When determining the interest rate for loans entered into between related entities, it is essential to verify whether the rate specified in the loan agreement is in line with market conditions at the time the financial transaction is concluded. The arm’s length nature of the interest rate should be assessed considering all terms of the transaction and whether the agreed rate does not exceed the maximum allowable interest rate.
On Wednesday, June 4, 2025, the Monetary Policy Council (RPP) concluded its two-day meeting. As expected, the Council decided to keep the National Bank of Poland’s (NBP) interest rates unchanged—the reference rate remains at 5.25%. The June statement, aside from updated domestic and international macroeconomic data, does not differ significantly from the May release, which had provided the rationale for the earlier 50 basis point rate cut. Some economists suggest that there is still room for further reductions in the NBP reference rate in 2025. According to experts, there is a possibility that the RPP will reduce rates by 25 basis points by July, with additional cuts potentially occurring in September and November. This could bring the reference rate down to 4.50% by the end of 2025. The ongoing downward trend—from 6.75% on September 7, 2023, to the current 5.25%—represents a slow but promising shift toward a monetary easing cycle.

Each increase in the NBP reference rate alters the maximum allowable interest rate as defined in Article 359 of the Civil Code and thus has implications for the maximum interest rate applicable to loans.
The changes in the maximum interest rate in recent years are presented in the table below:
Effective from: | NBP Reference Rate (annual %) | Maximum Interest Rate (annual %) |
05.01.2022 | 2,25 | 11,5 |
09.02.2022 | 2,75 | 12,5 |
09.03.2022 | 3,5 | 14 |
07.04.2022 | 4,5 | 16 |
06.05.2022 | 5,25 | 17,5 |
09.06.2022 | 6 | 19 |
08.07.2022 | 6,5 | 20 |
08.09.2022 | 6,75 | 20,5 |
07.09.2023 | 6 | 19 |
05.10.2023 | 5,75 | 18,5 |
08.05.2025 | 5,25 | 17,5 |
04.06.2025 | 5,25 | 17,5 |
Regardless of the nature of changes in the market environment, a reduction in interest rates affects the level of financing terms that parties to a financial transaction would be willing to agree upon. As a result, related parties engaged in financial transactions must monitor whether the terms set out in the agreement continue to reflect arm’s length conditions—i.e., those under which unrelated parties would also be willing to enter into a comparable transaction.

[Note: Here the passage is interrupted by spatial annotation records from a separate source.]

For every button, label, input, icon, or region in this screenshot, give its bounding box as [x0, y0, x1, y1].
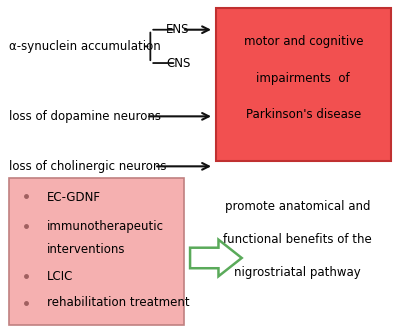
- Text: α-synuclein accumulation: α-synuclein accumulation: [9, 40, 161, 53]
- Text: promote anatomical and: promote anatomical and: [224, 200, 370, 213]
- Text: immunotherapeutic: immunotherapeutic: [47, 220, 164, 233]
- Text: functional benefits of the: functional benefits of the: [223, 233, 372, 246]
- Text: Parkinson's disease: Parkinson's disease: [246, 108, 361, 121]
- Text: interventions: interventions: [47, 243, 126, 256]
- FancyBboxPatch shape: [9, 178, 184, 325]
- Text: ENS: ENS: [166, 23, 190, 36]
- Text: loss of dopamine neurons: loss of dopamine neurons: [9, 110, 161, 123]
- Text: CNS: CNS: [166, 56, 191, 70]
- FancyBboxPatch shape: [216, 8, 391, 161]
- Text: nigrostriatal pathway: nigrostriatal pathway: [234, 266, 361, 280]
- Text: LCIC: LCIC: [47, 270, 74, 283]
- Text: motor and cognitive: motor and cognitive: [244, 35, 363, 48]
- Text: loss of cholinergic neurons: loss of cholinergic neurons: [9, 160, 167, 173]
- Text: impairments  of: impairments of: [256, 72, 350, 85]
- Text: EC-GDNF: EC-GDNF: [47, 192, 101, 205]
- Text: rehabilitation treatment: rehabilitation treatment: [47, 296, 190, 309]
- Polygon shape: [190, 240, 242, 276]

What actions should be taken to avoid challenges to the terms of financial transactions?
For agreements concluded in the past:
If a comparative analysis has been prepared for a given financial transaction, it is necessary to verify whether it remains up to date. According to the Corporate Income Tax Act, such a benchmarking analysis must be updated at least once every three years, unless changes in the economic environment have significantly affected the analysis and justify an earlier update.
For agreements with variable interest rates, where:
- the comparative analysis has not been updated in the last three years, or
- the current interest rate falls outside the range presented in the analysis,
it is recommended to update the benchmarking study using the latest market data.
For agreements with fixed interest rates, if the benchmarking analysis has not been updated within the last three years, we also recommend updating the analysis using current market data.
For agreements currently being concluded:
A taxpayer planning to enter into a financial transaction must verify whether, at the time of signing the agreement, the interest rate specified in the contract:
- does not exceed the maximum interest rate applicable on the date the loan agreement is concluded;
- is at arm’s length in the context of the overall loan terms, meaning that unrelated parties would agree to similar conditions.
Note: Compliance with the maximum interest rate does not automatically mean that the interest rate is at arm’s length—this should always be separately analyzed.
Transfer Pricing Policy
Taxpayers who wish to be prepared for market changes in their business environment may choose to develop their own transfer pricing policy. This is a document outlining the practices adopted by the company or the entire capital group in the area of transfer pricing. A transfer pricing policy serves as a framework for managing key aspects of related-party transactions, such as:
- the valuation of transactions with related entities,
- the method for documenting transactions—including transfer pricing documentation templates,
- procedures for collecting source documents and information necessary for transaction documentation,
- designation of the person responsible for managing transfer pricing risk within the company,
- the process for preparing transfer pricing documentation and fulfilling other related obligations,
methods for setting prices, repayment terms for financing, and assessing the impact of interest rate changes on transactions between related parties.